Tax authorities are often wary of these structures as they can allow profits to be shifted to low tax countries. Dell won a Supreme Court case in Norway in December 2011 against the tax authority which had argued that sales were made in Norway, not Ireland. Dell lost a similar case in Spain last year but is appealing against the decision. It is also being challenged by the US tax authority over its transfer pricing of intercompany deals."

When Dell decided to move production from Ireland to Poland it didn't have to worry about the higher Polish corporate tax rate of 19%.It was able to decide what profit it would report in Poland and Ireland through its Dell Products (Ireland) EMEA sales unit.

Dell like Google and Microsoft operate on the basis that sales are not completed in the location where they occur but in Ireland.

The House of Commons Public Accounts Committee (PAC) said in a June 2013 report: "It is quite clear to us that sales to UK clients are the primary purpose, responsibility and result of its UK operation, and that the processing of sales through Google Ireland has no purpose other than to avoid UK corporation tax."

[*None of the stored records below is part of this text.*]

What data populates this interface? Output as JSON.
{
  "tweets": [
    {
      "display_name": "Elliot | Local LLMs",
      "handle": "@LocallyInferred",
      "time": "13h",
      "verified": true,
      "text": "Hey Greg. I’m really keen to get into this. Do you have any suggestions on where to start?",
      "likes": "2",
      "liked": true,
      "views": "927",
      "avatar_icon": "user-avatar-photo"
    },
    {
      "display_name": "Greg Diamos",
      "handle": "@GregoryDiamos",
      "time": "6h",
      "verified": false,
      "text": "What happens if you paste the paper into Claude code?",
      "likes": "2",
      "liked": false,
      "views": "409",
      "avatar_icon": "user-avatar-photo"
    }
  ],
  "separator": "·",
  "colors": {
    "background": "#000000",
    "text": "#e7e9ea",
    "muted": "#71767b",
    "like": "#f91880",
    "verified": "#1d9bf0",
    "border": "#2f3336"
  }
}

Matt Brittan of Google told the PAC that around 99% of companies in the UK that spend money with Google do so without talking to Google Ltd’s staff as they conduct their transaction online, through an automatic auction. The 1% are big name companies are responsible for between 60-70% of the total spend of all British companies with Google. Google Ltd’s UK staff have a direct relationship with these clients and meet them regularly.

In respect of the commissionaire arrangement, the local unit cannot be taxed on a sale because it does not own the product. It can only be taxed on the commission. However, from a VAT perspective, the commissionaire acts as though he was the owner and a fictitious supply takes place to and subsequently by the commissionaire.

Double Irish tax dodges have a huge impact on the level of services exports but not on the economy.

Multinational firms like Microsoft and Google are the biggest gainers benefiting from making large charges to their Irish companies to transfer funds tax-free to island tax havens .

It's the same with toll/contract manufacturing and commissionaire trading which are discussed in international reports here and here by officials from the CSO — Ireland's central statistics office.